A PCR-Based Method for RNA Probes and Applications in Neuroscience.


PMID 29770110

Abstract

In situ hybridization (ISH) is a powerful technique that is used to detect the localization of specific nucleic acid sequences for understanding the organization, regulation, and function of genes. However, in most cases, RNA probes are obtained by in vitro transcription from plasmids containing specific promoter elements and mRNA-specific cDNA. Probes originating from plasmid vectors are time-consuming and not suitable for the rapid gene mapping.

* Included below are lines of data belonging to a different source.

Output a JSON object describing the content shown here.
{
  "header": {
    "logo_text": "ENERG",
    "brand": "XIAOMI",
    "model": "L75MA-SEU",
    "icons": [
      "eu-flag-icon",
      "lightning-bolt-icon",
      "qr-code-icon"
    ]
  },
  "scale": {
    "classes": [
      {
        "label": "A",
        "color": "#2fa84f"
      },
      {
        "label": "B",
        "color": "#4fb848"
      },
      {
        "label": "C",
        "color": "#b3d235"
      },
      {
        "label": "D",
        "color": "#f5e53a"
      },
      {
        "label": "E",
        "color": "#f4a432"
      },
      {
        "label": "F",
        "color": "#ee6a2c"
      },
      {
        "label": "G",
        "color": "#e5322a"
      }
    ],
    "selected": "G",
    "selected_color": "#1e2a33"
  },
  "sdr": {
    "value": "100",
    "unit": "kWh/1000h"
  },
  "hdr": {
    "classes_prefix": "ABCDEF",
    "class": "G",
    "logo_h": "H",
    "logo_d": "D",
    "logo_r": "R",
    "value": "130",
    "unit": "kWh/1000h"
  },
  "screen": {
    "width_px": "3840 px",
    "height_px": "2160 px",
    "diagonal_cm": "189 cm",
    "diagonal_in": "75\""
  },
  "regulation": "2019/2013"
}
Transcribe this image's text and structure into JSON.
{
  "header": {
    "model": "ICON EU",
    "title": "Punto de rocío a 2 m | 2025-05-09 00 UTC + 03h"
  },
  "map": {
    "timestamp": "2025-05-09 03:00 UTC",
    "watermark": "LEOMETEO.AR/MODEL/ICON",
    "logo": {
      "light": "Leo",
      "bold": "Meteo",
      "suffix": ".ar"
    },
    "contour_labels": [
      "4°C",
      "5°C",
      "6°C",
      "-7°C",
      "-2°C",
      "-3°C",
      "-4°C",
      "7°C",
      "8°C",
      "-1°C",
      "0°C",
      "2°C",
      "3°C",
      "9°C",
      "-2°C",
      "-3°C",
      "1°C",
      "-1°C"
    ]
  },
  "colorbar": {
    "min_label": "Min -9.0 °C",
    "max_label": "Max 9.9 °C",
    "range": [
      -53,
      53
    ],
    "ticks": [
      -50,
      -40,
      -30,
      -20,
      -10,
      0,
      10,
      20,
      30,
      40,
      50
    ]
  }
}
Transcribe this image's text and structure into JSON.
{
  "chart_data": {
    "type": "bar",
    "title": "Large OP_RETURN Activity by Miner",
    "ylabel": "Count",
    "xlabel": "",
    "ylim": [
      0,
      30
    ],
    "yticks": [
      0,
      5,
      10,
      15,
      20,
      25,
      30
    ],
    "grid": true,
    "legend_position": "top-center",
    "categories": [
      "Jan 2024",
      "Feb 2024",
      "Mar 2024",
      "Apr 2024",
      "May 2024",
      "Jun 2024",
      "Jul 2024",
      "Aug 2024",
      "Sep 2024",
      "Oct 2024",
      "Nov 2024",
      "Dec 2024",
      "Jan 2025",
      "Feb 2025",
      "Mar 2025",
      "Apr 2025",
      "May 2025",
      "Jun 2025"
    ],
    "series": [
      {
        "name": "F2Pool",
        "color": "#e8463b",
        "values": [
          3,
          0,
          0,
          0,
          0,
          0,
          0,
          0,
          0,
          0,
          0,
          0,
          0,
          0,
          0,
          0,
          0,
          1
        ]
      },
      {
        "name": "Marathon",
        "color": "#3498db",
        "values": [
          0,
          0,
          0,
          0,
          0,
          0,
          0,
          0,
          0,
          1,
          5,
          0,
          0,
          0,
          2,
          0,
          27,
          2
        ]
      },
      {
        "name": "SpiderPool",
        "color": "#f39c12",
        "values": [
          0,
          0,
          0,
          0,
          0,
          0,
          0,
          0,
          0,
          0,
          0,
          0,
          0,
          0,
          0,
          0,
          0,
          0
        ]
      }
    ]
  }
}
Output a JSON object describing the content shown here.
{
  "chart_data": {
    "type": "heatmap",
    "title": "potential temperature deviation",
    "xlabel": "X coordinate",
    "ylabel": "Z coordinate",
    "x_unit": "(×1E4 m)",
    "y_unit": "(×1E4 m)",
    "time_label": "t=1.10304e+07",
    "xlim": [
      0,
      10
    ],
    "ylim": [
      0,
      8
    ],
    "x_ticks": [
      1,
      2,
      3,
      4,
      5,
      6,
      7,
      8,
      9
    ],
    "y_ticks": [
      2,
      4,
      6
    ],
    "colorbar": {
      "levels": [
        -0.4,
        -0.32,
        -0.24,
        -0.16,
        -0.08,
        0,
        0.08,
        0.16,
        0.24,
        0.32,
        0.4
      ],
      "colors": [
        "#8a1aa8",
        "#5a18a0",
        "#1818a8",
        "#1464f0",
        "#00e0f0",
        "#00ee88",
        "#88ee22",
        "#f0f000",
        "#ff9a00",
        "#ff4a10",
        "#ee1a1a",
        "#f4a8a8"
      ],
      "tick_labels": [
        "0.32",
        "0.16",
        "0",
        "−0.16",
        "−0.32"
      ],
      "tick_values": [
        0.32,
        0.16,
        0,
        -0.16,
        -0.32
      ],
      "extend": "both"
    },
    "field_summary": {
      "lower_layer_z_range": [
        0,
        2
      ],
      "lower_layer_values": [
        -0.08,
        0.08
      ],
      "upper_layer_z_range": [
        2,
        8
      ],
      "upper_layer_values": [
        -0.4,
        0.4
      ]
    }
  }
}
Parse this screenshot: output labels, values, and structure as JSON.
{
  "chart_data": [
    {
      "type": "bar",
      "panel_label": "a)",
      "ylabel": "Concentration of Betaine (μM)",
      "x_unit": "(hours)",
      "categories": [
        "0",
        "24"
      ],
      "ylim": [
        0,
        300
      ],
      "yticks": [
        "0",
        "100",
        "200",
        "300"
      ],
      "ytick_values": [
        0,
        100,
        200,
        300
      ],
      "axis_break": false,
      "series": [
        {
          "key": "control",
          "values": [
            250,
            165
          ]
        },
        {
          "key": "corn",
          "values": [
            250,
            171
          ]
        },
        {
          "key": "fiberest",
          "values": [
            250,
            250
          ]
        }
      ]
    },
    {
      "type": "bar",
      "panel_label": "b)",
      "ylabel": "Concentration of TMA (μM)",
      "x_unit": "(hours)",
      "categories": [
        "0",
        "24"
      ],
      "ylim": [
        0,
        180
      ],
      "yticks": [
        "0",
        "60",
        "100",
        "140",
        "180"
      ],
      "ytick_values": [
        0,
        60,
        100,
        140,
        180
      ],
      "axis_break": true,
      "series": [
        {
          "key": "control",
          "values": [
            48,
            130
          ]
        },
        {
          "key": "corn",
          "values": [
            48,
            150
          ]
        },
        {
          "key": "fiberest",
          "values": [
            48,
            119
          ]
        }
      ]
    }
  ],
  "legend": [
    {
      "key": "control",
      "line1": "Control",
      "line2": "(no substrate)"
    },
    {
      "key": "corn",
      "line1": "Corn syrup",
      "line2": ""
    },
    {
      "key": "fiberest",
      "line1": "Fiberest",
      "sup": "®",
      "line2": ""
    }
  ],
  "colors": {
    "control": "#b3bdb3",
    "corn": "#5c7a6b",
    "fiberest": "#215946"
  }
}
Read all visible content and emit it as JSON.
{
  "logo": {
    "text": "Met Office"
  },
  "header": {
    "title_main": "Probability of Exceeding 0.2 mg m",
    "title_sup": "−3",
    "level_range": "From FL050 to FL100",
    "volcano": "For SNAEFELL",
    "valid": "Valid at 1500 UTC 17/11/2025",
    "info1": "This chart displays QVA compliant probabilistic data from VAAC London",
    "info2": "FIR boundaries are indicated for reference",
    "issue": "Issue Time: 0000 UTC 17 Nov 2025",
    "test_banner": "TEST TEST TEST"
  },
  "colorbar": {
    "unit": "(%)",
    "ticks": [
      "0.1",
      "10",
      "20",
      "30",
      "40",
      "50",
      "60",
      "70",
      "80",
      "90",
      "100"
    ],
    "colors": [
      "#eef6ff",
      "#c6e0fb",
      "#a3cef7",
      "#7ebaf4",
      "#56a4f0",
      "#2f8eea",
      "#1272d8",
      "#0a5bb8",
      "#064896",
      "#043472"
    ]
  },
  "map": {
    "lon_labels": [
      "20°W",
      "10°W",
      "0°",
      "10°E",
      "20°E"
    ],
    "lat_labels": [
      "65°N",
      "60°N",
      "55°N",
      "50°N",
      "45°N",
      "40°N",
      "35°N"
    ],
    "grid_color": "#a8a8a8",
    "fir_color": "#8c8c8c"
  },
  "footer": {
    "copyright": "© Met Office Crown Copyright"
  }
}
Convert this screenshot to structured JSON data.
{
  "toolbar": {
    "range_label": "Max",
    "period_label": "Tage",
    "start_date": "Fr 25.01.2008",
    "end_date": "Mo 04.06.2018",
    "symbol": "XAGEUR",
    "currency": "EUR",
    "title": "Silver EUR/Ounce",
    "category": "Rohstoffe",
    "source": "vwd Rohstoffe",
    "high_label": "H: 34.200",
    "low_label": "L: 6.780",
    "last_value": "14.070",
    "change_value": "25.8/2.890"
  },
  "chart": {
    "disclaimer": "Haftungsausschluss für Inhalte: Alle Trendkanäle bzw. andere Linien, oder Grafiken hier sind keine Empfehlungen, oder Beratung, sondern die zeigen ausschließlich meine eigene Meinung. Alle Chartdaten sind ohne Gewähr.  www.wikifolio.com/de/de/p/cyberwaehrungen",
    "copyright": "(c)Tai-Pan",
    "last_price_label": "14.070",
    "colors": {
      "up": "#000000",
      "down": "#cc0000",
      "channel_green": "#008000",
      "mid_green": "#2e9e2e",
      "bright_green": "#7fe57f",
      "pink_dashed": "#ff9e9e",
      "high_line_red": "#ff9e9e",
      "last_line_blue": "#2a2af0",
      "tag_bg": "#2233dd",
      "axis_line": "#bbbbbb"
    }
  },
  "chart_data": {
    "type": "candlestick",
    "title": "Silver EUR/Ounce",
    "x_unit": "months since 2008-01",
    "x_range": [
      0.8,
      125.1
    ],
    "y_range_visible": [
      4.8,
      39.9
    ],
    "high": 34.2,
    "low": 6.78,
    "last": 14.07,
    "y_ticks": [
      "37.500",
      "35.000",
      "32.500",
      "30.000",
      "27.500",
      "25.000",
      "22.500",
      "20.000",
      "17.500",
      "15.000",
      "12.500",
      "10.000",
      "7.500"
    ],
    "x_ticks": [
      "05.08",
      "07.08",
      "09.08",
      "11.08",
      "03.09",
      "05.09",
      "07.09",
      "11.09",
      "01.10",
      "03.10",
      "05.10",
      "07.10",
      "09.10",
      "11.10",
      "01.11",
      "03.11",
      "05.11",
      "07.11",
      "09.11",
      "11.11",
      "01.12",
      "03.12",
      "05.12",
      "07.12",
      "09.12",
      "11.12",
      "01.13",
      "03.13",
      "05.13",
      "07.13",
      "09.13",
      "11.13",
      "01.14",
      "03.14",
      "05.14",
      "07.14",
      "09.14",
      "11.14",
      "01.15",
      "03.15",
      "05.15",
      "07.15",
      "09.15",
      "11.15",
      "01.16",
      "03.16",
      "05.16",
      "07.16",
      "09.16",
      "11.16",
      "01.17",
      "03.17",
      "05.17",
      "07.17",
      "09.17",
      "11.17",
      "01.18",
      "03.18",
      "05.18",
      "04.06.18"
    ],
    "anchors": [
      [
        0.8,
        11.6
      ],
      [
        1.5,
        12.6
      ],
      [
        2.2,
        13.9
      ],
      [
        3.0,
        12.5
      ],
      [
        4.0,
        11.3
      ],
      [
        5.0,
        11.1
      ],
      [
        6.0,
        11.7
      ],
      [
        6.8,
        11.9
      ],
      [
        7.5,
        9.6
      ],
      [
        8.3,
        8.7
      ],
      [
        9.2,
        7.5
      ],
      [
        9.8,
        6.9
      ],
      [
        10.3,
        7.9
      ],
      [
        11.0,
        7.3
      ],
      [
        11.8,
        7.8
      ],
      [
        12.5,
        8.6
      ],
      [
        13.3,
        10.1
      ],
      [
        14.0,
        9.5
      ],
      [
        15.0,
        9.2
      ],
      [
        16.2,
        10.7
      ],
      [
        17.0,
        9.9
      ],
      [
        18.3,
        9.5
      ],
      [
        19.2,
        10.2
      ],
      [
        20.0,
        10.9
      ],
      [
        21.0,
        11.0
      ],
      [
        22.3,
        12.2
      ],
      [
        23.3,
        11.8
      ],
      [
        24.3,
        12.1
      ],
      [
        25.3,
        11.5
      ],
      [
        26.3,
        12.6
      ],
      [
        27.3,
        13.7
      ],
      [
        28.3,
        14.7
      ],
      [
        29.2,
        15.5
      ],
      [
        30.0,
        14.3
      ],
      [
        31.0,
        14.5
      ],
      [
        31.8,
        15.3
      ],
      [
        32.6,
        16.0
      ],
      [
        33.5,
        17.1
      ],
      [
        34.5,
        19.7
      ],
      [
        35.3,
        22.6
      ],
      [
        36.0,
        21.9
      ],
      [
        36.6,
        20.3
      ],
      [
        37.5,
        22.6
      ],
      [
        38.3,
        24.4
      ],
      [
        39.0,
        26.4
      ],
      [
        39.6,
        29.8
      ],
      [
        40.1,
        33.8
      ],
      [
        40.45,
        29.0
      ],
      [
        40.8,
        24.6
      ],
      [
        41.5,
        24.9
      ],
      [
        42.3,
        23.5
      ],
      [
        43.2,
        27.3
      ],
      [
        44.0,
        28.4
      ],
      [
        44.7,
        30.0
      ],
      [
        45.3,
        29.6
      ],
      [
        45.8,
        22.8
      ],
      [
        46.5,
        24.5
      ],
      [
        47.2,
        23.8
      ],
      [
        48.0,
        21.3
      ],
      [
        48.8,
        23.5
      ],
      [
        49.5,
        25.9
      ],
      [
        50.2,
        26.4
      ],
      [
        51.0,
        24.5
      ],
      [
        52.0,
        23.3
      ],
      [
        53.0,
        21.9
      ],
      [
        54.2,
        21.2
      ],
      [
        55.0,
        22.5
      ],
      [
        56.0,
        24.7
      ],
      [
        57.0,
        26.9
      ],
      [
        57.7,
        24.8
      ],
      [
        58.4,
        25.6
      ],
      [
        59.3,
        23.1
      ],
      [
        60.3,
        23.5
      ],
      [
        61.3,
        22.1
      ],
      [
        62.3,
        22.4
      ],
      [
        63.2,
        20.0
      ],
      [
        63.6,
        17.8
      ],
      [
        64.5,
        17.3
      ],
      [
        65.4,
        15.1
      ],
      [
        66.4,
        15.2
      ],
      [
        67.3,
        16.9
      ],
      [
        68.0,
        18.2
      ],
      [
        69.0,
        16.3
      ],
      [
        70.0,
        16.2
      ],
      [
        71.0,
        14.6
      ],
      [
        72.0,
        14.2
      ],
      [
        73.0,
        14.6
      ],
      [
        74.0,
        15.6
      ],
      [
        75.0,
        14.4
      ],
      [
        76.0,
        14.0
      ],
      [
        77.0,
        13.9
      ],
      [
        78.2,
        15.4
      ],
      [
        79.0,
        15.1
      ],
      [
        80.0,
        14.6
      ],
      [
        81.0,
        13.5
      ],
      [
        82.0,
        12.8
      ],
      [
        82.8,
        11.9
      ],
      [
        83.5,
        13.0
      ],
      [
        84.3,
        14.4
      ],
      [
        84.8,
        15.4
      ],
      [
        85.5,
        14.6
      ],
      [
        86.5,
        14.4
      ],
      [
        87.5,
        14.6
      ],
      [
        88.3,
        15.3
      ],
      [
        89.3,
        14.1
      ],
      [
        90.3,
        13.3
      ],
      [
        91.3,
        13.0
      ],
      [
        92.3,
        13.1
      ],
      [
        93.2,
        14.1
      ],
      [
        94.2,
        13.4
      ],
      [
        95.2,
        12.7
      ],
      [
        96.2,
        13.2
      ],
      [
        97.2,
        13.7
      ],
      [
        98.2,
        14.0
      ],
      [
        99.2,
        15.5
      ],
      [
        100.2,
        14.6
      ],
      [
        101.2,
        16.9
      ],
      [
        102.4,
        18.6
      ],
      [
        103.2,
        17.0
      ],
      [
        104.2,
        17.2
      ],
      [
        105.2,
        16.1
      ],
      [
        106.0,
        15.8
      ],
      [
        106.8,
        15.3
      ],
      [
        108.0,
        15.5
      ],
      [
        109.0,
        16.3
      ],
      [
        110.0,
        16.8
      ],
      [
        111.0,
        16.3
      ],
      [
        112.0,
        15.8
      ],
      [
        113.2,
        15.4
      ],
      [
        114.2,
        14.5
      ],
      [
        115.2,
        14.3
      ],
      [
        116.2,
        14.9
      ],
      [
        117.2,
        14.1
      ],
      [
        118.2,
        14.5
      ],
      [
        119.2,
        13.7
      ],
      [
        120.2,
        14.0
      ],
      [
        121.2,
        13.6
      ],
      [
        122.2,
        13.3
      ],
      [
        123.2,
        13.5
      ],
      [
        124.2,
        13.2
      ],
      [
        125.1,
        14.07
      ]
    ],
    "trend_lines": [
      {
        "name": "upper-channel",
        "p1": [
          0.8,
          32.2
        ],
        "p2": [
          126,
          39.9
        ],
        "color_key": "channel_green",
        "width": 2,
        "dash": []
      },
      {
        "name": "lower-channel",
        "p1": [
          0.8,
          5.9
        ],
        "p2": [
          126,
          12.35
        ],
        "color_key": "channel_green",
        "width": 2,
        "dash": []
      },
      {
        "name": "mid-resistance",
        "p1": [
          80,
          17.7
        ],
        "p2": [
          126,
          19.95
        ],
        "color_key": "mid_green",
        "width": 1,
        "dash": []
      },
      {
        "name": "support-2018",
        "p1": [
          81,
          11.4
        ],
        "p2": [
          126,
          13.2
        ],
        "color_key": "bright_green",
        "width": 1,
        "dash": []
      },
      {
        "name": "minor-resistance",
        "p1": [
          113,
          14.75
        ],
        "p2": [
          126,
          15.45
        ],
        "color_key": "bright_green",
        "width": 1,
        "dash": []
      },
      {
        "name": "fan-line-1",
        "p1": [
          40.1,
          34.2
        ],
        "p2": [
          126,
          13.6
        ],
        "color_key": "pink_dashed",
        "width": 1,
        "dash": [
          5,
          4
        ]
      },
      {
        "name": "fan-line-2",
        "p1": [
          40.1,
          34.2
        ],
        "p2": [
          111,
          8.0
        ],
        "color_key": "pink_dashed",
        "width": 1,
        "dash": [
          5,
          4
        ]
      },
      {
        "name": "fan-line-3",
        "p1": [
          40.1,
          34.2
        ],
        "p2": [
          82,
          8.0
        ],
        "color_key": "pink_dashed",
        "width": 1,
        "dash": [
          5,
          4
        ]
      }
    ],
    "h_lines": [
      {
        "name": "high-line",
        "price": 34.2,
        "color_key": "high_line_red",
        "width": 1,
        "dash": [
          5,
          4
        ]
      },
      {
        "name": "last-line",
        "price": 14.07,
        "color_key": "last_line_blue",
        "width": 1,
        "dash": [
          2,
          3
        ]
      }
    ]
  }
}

Here, we introduce a simplified method to prepare digoxigenin (DIG)-labeled non-radioactive RNA probes based on polymerase chain reaction (PCR) amplification and applications in free-floating mouse brain sections. Employing a transgenic reporter line, we investigate the expression of the somatostatin (SST) mRNA in the adult mouse brain. The method can be applied to identify the colocalization of SST mRNA and proteins including corticotrophin-releasing hormone (CRH) and protein kinase C delta type (PKC-δ) using double immunofluorescence, which is useful for understanding the organization of complex brain nuclei. Moreover, the method can also be incorporated with retrograde tracing to visualize the functional connection in the neural circuitry. Briefly, the PCR-based method for non-radioactive RNA probes is a useful tool that can be substantially utilized in neuroscience studies.